“You will always be a come-here.”
One of the first things anybody told me when I moved to a farm outside an old country town was that I would never be truly accepted. The real natives – the families whose last names take up a whole page in a phone book no thicker than a magazine – would never really embrace me. I would always be considered an outsider, an interloper, a “come-here.”
I heard it a lot, even from my in-laws who still felt like “come-heres” after 40 years. My husband’s grandfather, a textile mill executive then living in New Orleans, bought the farm as a weekend place in the 1950s. It soon passed into the hands of his daughter and son-in-law – my husband’s parents. They raised seven children here. They ran a dairy farm and milking equipment business that serviced other farmers all over the area. They were original members of the local country club (my husband and his brothers were conscripted to haul off stumps to make way for the golf course), the skeet club, the private school and the Catholic Church. They belonged to social and civic organizations. My father-in-law even ran for city council once.
And yet, they would warn me with a chuckle – and maybe the tiniest hint of resentment – they were still considered come-heres.
I don’t recall caring about being a come-here when I arrived from Atlanta in 1992. A soft landing into my new husband’s large circle of old friends certainly helped. Even if I was an outsider, I was young and childless and too busy partying with our friends to notice.
But more than that, I think I have always felt like a come-here for one reason or another. I felt it as far back as the north Alabama aerospace boomtown where my south Alabama parents started a family after college. Even then, I was aware of being a little different. My friends’ mothers stayed home and played bridge. My mother taught high school math. My friends attended church on Sunday and made crosses out of popsicle sticks at vacation bible school. My parents, at least at that stage of their life, did not attend church and questioned the existence of God. That would later change, but at the time, even a 7-year-old girl could figure out that there weren’t too many agnostics walking around Decatur, Alabama, in 1969.
There weren’t many in the rural Virginia town where we moved when I was 8, either. Among the few things I remember about that year are working a year ahead of my class in math because I had transferred from a far superior elementary school, and an uncomfortable teacher-parent flap over some assignment that put me on spot over my family’s lack of church attendance. (Let’s just say I learned about the constitutional separation of church and state earlier than most students.) There were moments of happiness – our first big snow, camping in the Blue Ridge Mountains – but mostly I think of our family as being miserable and lonely in Virginia, far from home and surrounded by people who were not like us. People who said “hoose” instead of “house.” Yankees, as far as we were concerned. My dad tells a about a co-worker in Virginia, asking him how he liked living in the South. He replied, “I’ll let you know when I get back there.”
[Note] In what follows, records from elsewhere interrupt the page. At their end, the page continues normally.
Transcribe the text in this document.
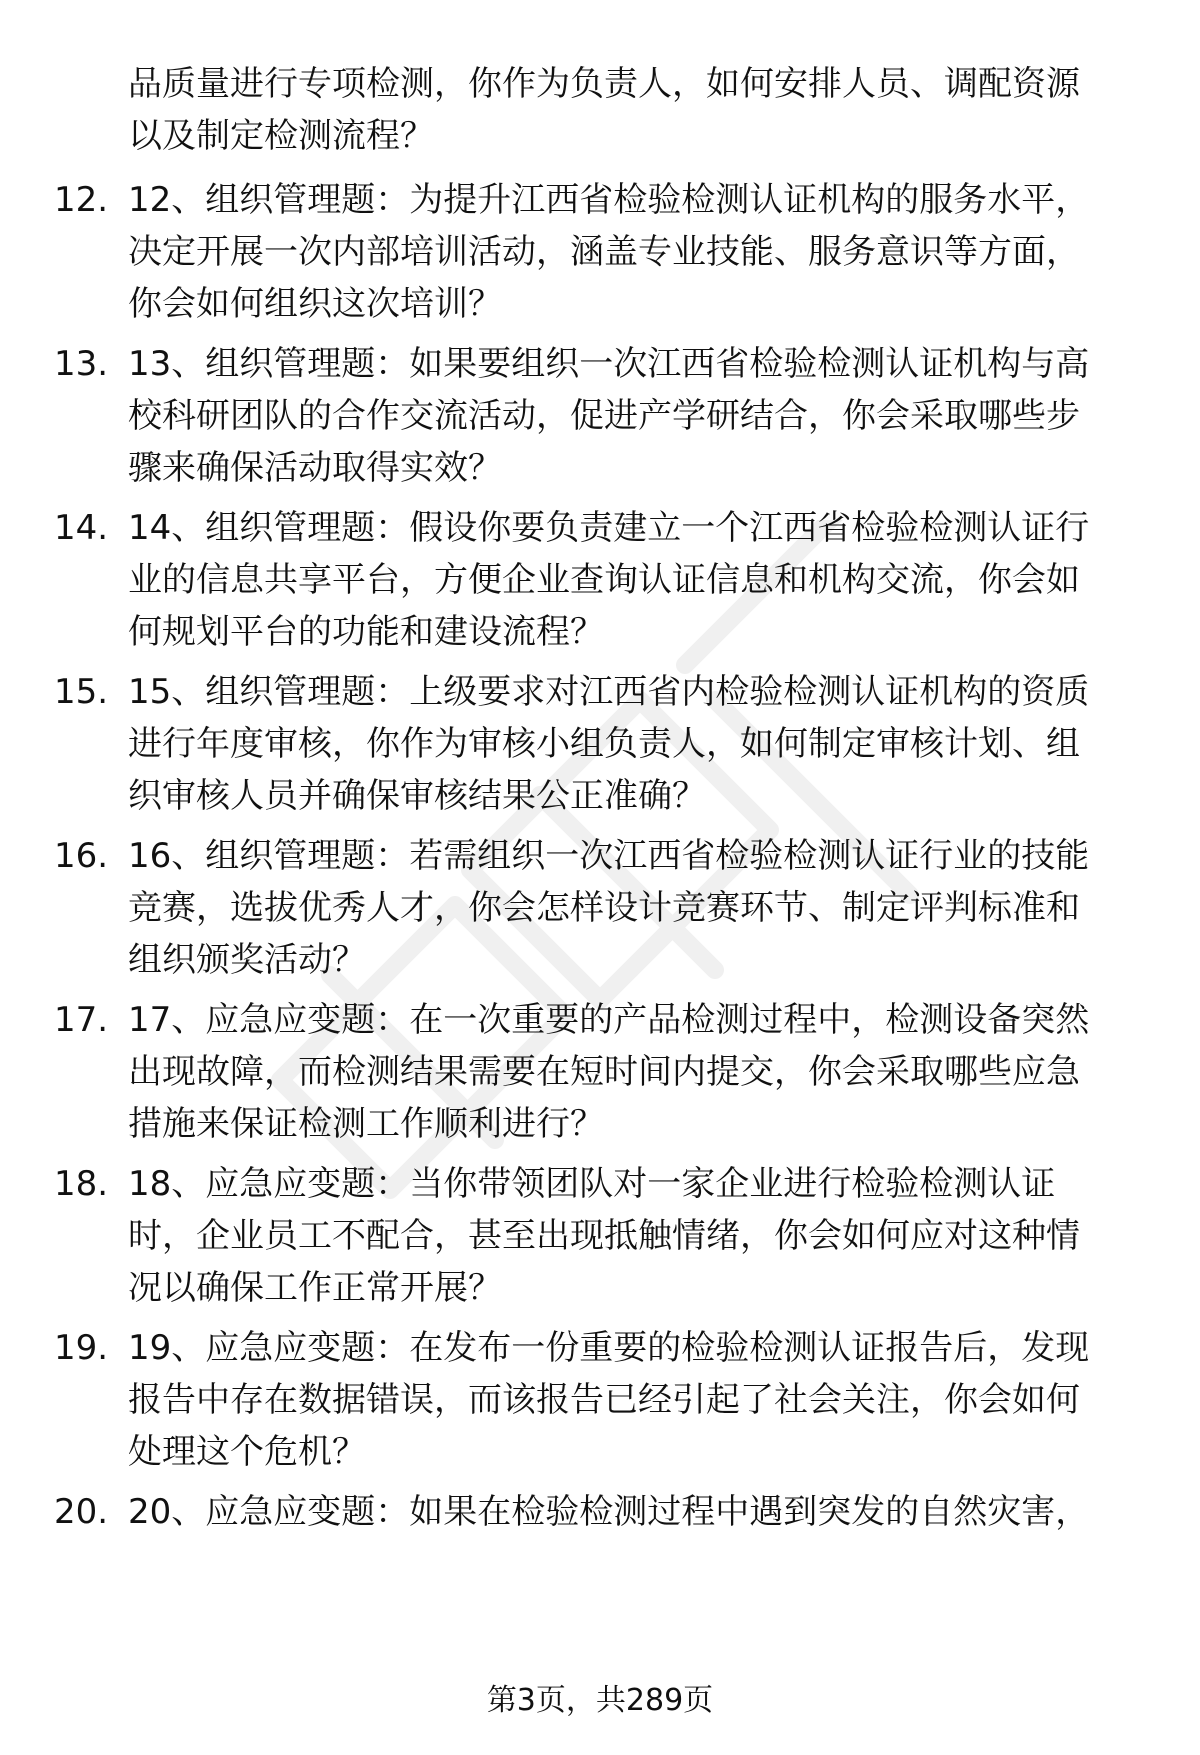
品质量进行专项检测，你作为负责人，如何安排人员、调配资源
以及制定检测流程？
12. 12、组织管理题：为提升江西省检验检测认证机构的服务水平，
决定开展一次内部培训活动，涵盖专业技能、服务意识等方面，
你会如何组织这次培训？
13. 13、组织管理题：如果要组织一次江西省检验检测认证机构与高
校科研团队的合作交流活动，促进产学研结合，你会采取哪些步
骤来确保活动取得实效？
14. 14、组织管理题：假设你要负责建立一个江西省检验检测认证行
业的信息共享平台，方便企业查询认证信息和机构交流，你会如
何规划平台的功能和建设流程？
15. 15、组织管理题：上级要求对江西省内检验检测认证机构的资质
进行年度审核，你作为审核小组负责人，如何制定审核计划、组
织审核人员并确保审核结果公正准确？
16. 16、组织管理题：若需组织一次江西省检验检测认证行业的技能
竞赛，选拔优秀人才，你会怎样设计竞赛环节、制定评判标准和
组织颁奖活动？
17. 17、应急应变题：在一次重要的产品检测过程中，检测设备突然
出现故障，而检测结果需要在短时间内提交，你会采取哪些应急
措施来保证检测工作顺利进行？
18. 18、应急应变题：当你带领团队对一家企业进行检验检测认证
时，企业员工不配合，甚至出现抵触情绪，你会如何应对这种情
况以确保工作正常开展？
19. 19、应急应变题：在发布一份重要的检验检测认证报告后，发现
报告中存在数据错误，而该报告已经引起了社会关注，你会如何
处理这个危机？
20. 20、应急应变题：如果在检验检测过程中遇到突发的自然灾害，
第3页，共289页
When we did get back, we temporarily settled in an apartment complex in the suburbs of Birmingham. We were still come-heres, but so were most of the neighbors. There were New York Italians next door and Lebanese immigrants across the hall. My best friend in the complex, a military brat, was probably the first Jewish person I ever knew.
I lived in Birmingham from the age of 9 until I left for college at 17. After graduation, I moved around the state working for a couple of newspapers and then a magazine in Atlanta. Ironically, my first job was back in my birthplace, in Decatur, but I no longer felt the same connection. It was just a place where I had a job, a place I lived, as were the other places where my work took me. Birmingham was home.
And I have clung to that idea all these years. Perhaps, I have begun to think, a bit too stubbornly. The truth is, I’ve now lived in this small Louisiana town more than twice as long as I ever lived in the place I call “home.” The even tougher truth is that the place I carry with me in that golden picture frame is gone. Yes, my parents are still in Birmingham – and I can always find a piece of home wherever they are – but they sold the house where I grew up years ago. Only one of my four sisters remains in the city. The rest are spread out as far away as Miami. The sweet, unpretentious suburb where I spent my youth is now overpriced and a little too full of itself. (A retail development called SoHo? Spare me.) The place I remember no longer exists, and the place that exists no longer remembers me.
So lately I have been re-thinking my concept of “home.” That probably sounds absurd coming from someone who has lived in the same place for 22 years and has no plans to go anywhere else. Yet, until recently, a part of me has always denied that I really belong here. Home was somewhere else. But slowly, I am realizing that the only person in this town who has ever made me feel like a “come-here” is me. Maybe it was me who has chosen the role of outsider from the very beginning.
This summer, I attended the wedding of a friend’s daughter at the local Methodist church. After rushing in at the last minute (as usual), I had to squeeze into a spot on the last pew. From this vantage point looking across the whole church, it dawned on me that I knew nearly everyone in attendance. To my right sat our neighbors from down the highway. On my left, one of Harvey’s childhood friends. In front of me was another family from my children’s school. Across the aisle, my son’s teacher. At that moment, I did not feel like a come-here. I felt like a from-here.
And to my pleasant surprise, it felt good.